Зимой на мельнице случилась авария – перепившийся мельник пал на посту. Жернов какое-то время колотился вхолостую, затем из-под него выжало клин, жернов рухнул на передачи, те на колеса осели – все сооружение хрустнуло костями и замерло. Шумела только вода под колесами и на водосливах.
В прежнее время не раз сотворяли по пьянке и безалаберности аварии на мельнице мой папа и дедушка Павел. Яков Максимович дрыном их бил, загоняя с пешнями под колесо, в холодную воду, где папа и добыл неизлечимую болезнь. Он и эту аварию воспринял без особого потрясения. «За неделю наладим, – сказал беспечно Болтухину, – отдолбим колесо, окуем жернов и с песнями меленку пустим. Ведро самогонки „на колесо“ – и ты узришь настоящую трудовую энтузиазму!»
Вместо ведра самогонки папе, как вредителю, «выставили» пять лет в приговоре и отослали проявлять «настоящую трудовую энтузиазму» на Беломорканал.
Вернулся папа через два с половиной года со значком «Ударнику строительства Беломорско-Балтийского канала им. Сталина», ввинченным в красный бант. Значок этот папа выдавал за орден. Держался папа так, словно бы не из заключения, не с тяжелой стройки вернулся, а явился победителем с войны – веселый, праздничный, гордый, с набором «красивых» городских изречений, среди которых чаще других он употреблял: «В натури».

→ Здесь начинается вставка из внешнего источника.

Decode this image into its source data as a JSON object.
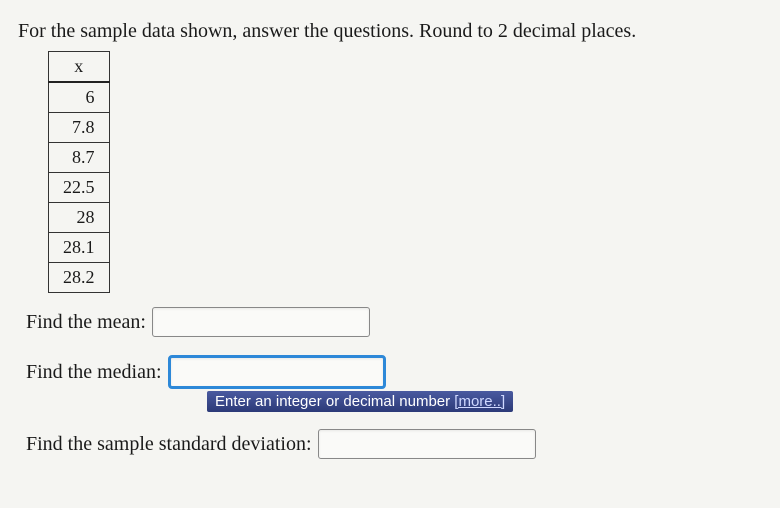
{
  "prompt": "For the sample data shown, answer the questions. Round to 2 decimal places.",
  "table": {
    "header": "x",
    "values": [
      "6",
      "7.8",
      "8.7",
      "22.5",
      "28",
      "28.1",
      "28.2"
    ]
  },
  "questions": {
    "mean": {
      "label": "Find the mean:",
      "value": ""
    },
    "median": {
      "label": "Find the median:",
      "value": "",
      "hint_text": "Enter an integer or decimal number ",
      "hint_more": "[more..]"
    },
    "sd": {
      "label": "Find the sample standard deviation:",
      "value": ""
    }
  }
}
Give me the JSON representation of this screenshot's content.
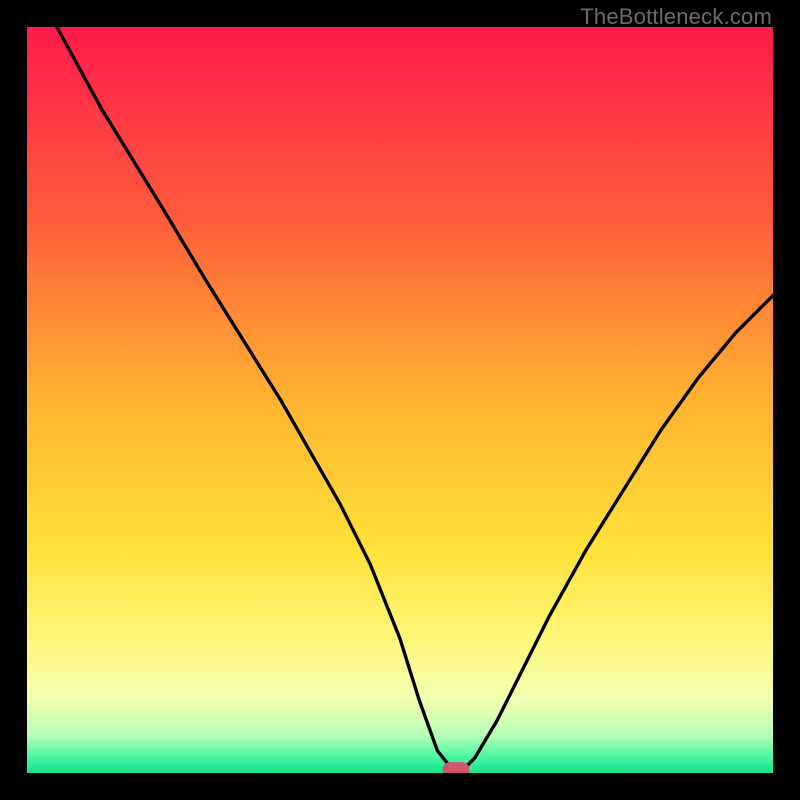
{
  "attribution": "TheBottleneck.com",
  "chart_data": {
    "type": "line",
    "title": "",
    "xlabel": "",
    "ylabel": "",
    "xlim": [
      0,
      100
    ],
    "ylim": [
      0,
      100
    ],
    "grid": false,
    "series": [
      {
        "name": "curve",
        "x": [
          4,
          10,
          18,
          24,
          29,
          34,
          38,
          42,
          46,
          50,
          52.5,
          55,
          57,
          58.5,
          60,
          63,
          66,
          70,
          75,
          80,
          85,
          90,
          95,
          100
        ],
        "y": [
          100,
          89,
          76,
          66,
          58,
          50,
          43,
          36,
          28,
          18,
          10,
          3,
          0.5,
          0.5,
          2,
          7,
          13,
          21,
          30,
          38,
          46,
          53,
          59,
          64
        ]
      }
    ],
    "marker": {
      "x": 57.5,
      "y": 0.5
    },
    "gradient_stops": [
      {
        "pct": 0,
        "color": "#ff1a4b"
      },
      {
        "pct": 25,
        "color": "#ff5a3c"
      },
      {
        "pct": 50,
        "color": "#ffb330"
      },
      {
        "pct": 70,
        "color": "#ffe13a"
      },
      {
        "pct": 82,
        "color": "#fff77a"
      },
      {
        "pct": 90,
        "color": "#f4ffb0"
      },
      {
        "pct": 95,
        "color": "#b6ffb6"
      },
      {
        "pct": 98,
        "color": "#44f5a1"
      },
      {
        "pct": 100,
        "color": "#18e28a"
      }
    ],
    "colors": {
      "curve": "#000000",
      "marker": "#d1576a",
      "frame": "#000000"
    }
  }
}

В первый же вечер влетел в избу закадычный папин друг и собутыльник – Шимка Вершков, еще от дверей крича: «И где тут Петра? Где мой дорогой трут-товарищ»? – на ходу выжимая трогательно-чистые слезы из радостных и потрясенных глаз, протягивая руки для объятий.
Ответной готовности к объятиям не последовало. «Чисто», по-городскому одетый мой папа, с «орденом» на лацкане пиджака, строго сжал губы и, удерживая Вершкова рукой на расстоянии, сурово молвил:
– Па-а-агадити, тонарищч Вершков! Па-а-гади-ити! – Шимка, совершенно растерявшись, опешил, в недоумении пробовал улыбаться, по лицу его, попрыгивая, продолжали часто катиться светлые, ребячьи слезы. Значительно поглядев на застолье, на всю родню и разный народ, к нам сбежавшийся, папа пригвоздил Вершкова, да что там пригвоздил, расшиб, можно сказать, в лепешку вопросом, глубина, смелость и значимость которого потрясли все наше село и надолго утвердили авторитет моего родителя как человека «мозговитого», обладающего способностью говорить и мыслить «по-начальственному». – Абъиснити мне, товарищч Вершков, и абъиснити в натури, за что, – папа сделал паузу, – за что и па-ачиму вы упрятали меня за сурову теремну решетку? – На последних словах голос папы осекся, задрожал, и губы его повело в сторону.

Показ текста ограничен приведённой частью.